Our study shows that IPV is prevalent among young men who consume alcohol, as they are also more likely to be perpetrators of all five forms of IPV in relationships than abstainers. A deeper investigation showed that hazardous and problematic drinking habits led to increased odds of IPV perpetration, but not among low-risk drinkers. Further research on emotional abuse and controlling behaviours is needed, as they were only associated with one drinking pattern. Our findings show that when developing alcohol-related policies and IPV interventions tailored to young men, it is crucial to have a differentiated view on drinking patterns and IPV.

Author contributions

H.S., G.M., S.K., P.A., N.M., and S.K. designed the study, G.M., D.M., and S.S. carried out the study, with support from H.S., N.M., P.A., and S.K., O.S. planned and carried out the analysis and wrote the first draft with support from H.S. All authors contributed to the analysis and interpretation of the findings and the final manuscript.

Ethics and consent

The procedures were approved by the ethics committee of the Ludwig-Maximilian-University Munich LMU (Nr. 21-0508), the National Institute for Medical Research, and the London School of Hygiene and Tropical Medicine.
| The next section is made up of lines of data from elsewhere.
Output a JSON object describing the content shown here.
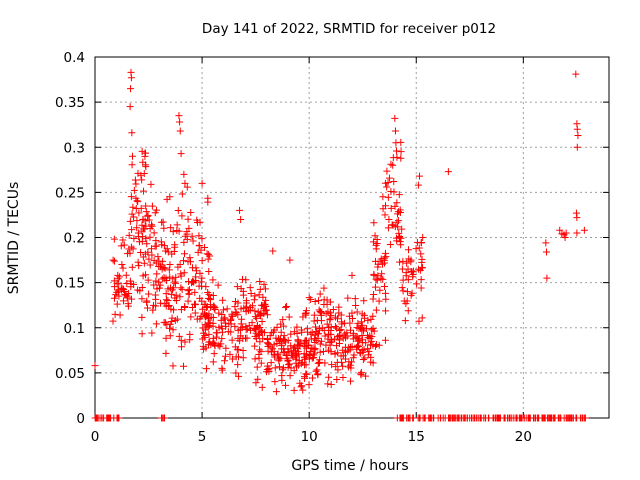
{
  "chart_data": {
    "type": "scatter",
    "title": "Day 141 of 2022, SRMTID for receiver p012",
    "xlabel": "GPS time / hours",
    "ylabel": "SRMTID / TECUs",
    "xlim": [
      0,
      24
    ],
    "ylim": [
      0,
      0.4
    ],
    "xticks": [
      0,
      5,
      10,
      15,
      20
    ],
    "xtick_labels": [
      "0",
      "5",
      "10",
      "15",
      "20"
    ],
    "yticks": [
      0,
      0.05,
      0.1,
      0.15,
      0.2,
      0.25,
      0.3,
      0.35,
      0.4
    ],
    "ytick_labels": [
      "0",
      "0.05",
      "0.1",
      "0.15",
      "0.2",
      "0.25",
      "0.3",
      "0.35",
      "0.4"
    ],
    "grid": true,
    "marker": "+",
    "colors": {
      "series": "#ff0000",
      "grid": "#a0a0a0",
      "axis": "#000000"
    },
    "segments": [
      {
        "x": [
          0.0,
          1.2
        ],
        "center": 0.0,
        "spread": 0.0,
        "n": 25
      },
      {
        "x": [
          3.1,
          3.3
        ],
        "center": 0.0,
        "spread": 0.0,
        "n": 4
      },
      {
        "x": [
          14.1,
          22.9
        ],
        "center": 0.0,
        "spread": 0.0,
        "n": 170
      },
      {
        "x": [
          0.8,
          1.6
        ],
        "center": 0.15,
        "spread": 0.04,
        "n": 45
      },
      {
        "x": [
          1.6,
          2.4
        ],
        "center": 0.2,
        "spread": 0.07,
        "n": 70
      },
      {
        "x": [
          2.4,
          3.3
        ],
        "center": 0.17,
        "spread": 0.06,
        "n": 65
      },
      {
        "x": [
          3.3,
          4.4
        ],
        "center": 0.16,
        "spread": 0.07,
        "n": 85
      },
      {
        "x": [
          4.4,
          5.4
        ],
        "center": 0.16,
        "spread": 0.06,
        "n": 60
      },
      {
        "x": [
          5.0,
          6.5
        ],
        "center": 0.1,
        "spread": 0.035,
        "n": 95
      },
      {
        "x": [
          6.5,
          8.0
        ],
        "center": 0.1,
        "spread": 0.045,
        "n": 110
      },
      {
        "x": [
          8.0,
          10.0
        ],
        "center": 0.075,
        "spread": 0.03,
        "n": 150
      },
      {
        "x": [
          10.0,
          12.0
        ],
        "center": 0.09,
        "spread": 0.035,
        "n": 150
      },
      {
        "x": [
          12.0,
          13.0
        ],
        "center": 0.085,
        "spread": 0.03,
        "n": 70
      },
      {
        "x": [
          13.0,
          13.6
        ],
        "center": 0.17,
        "spread": 0.06,
        "n": 45
      },
      {
        "x": [
          13.6,
          14.3
        ],
        "center": 0.24,
        "spread": 0.05,
        "n": 40
      },
      {
        "x": [
          14.3,
          15.3
        ],
        "center": 0.16,
        "spread": 0.035,
        "n": 45
      }
    ],
    "points": [
      {
        "x": 0.0,
        "y": 0.058
      },
      {
        "x": 1.68,
        "y": 0.383
      },
      {
        "x": 1.7,
        "y": 0.377
      },
      {
        "x": 1.66,
        "y": 0.365
      },
      {
        "x": 1.64,
        "y": 0.345
      },
      {
        "x": 1.72,
        "y": 0.316
      },
      {
        "x": 1.75,
        "y": 0.29
      },
      {
        "x": 3.92,
        "y": 0.335
      },
      {
        "x": 3.95,
        "y": 0.328
      },
      {
        "x": 3.98,
        "y": 0.318
      },
      {
        "x": 4.02,
        "y": 0.293
      },
      {
        "x": 4.15,
        "y": 0.27
      },
      {
        "x": 4.2,
        "y": 0.26
      },
      {
        "x": 5.0,
        "y": 0.26
      },
      {
        "x": 6.75,
        "y": 0.23
      },
      {
        "x": 6.8,
        "y": 0.22
      },
      {
        "x": 8.3,
        "y": 0.185
      },
      {
        "x": 9.1,
        "y": 0.175
      },
      {
        "x": 12.0,
        "y": 0.158
      },
      {
        "x": 14.0,
        "y": 0.332
      },
      {
        "x": 14.03,
        "y": 0.318
      },
      {
        "x": 14.05,
        "y": 0.305
      },
      {
        "x": 13.9,
        "y": 0.28
      },
      {
        "x": 13.95,
        "y": 0.262
      },
      {
        "x": 15.15,
        "y": 0.268
      },
      {
        "x": 15.1,
        "y": 0.258
      },
      {
        "x": 15.3,
        "y": 0.2
      },
      {
        "x": 16.5,
        "y": 0.273
      },
      {
        "x": 21.05,
        "y": 0.194
      },
      {
        "x": 21.08,
        "y": 0.184
      },
      {
        "x": 21.1,
        "y": 0.155
      },
      {
        "x": 21.7,
        "y": 0.208
      },
      {
        "x": 21.8,
        "y": 0.204
      },
      {
        "x": 21.9,
        "y": 0.203
      },
      {
        "x": 21.95,
        "y": 0.2
      },
      {
        "x": 22.0,
        "y": 0.205
      },
      {
        "x": 22.45,
        "y": 0.381
      },
      {
        "x": 22.5,
        "y": 0.326
      },
      {
        "x": 22.52,
        "y": 0.32
      },
      {
        "x": 22.55,
        "y": 0.313
      },
      {
        "x": 22.52,
        "y": 0.3
      },
      {
        "x": 22.48,
        "y": 0.227
      },
      {
        "x": 22.5,
        "y": 0.222
      },
      {
        "x": 22.5,
        "y": 0.205
      },
      {
        "x": 22.85,
        "y": 0.208
      }
    ]
  }
}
The study was conducted in close adherence to the ‘Ethical and safety recommendations for research on the perpetration of sexual violence’ and complied to the Directive 95/46/EC (or the GDPR as of 25 May 2018).

Paper context

There is strong evidence for a connection between IPV and alcohol consumption. This study in Tanzania fills a gap in knowledge by exploring this association with different forms of IPV perpetuated by young men as well as the dose effect of alcohol. Interventions to address alcohol usage therefore need to take IPV into account and alcohol use needs to be addressed in IPV interventions.

Acknowledgments

We want to thank all participants in this study for their time and effort.

Disclosure statement

No potential conflict of interest was reported by the authors.

Additional information

Funding

This research was funded by the ERC Starting Grant IPV_Tanzania (Grant Number: 716458).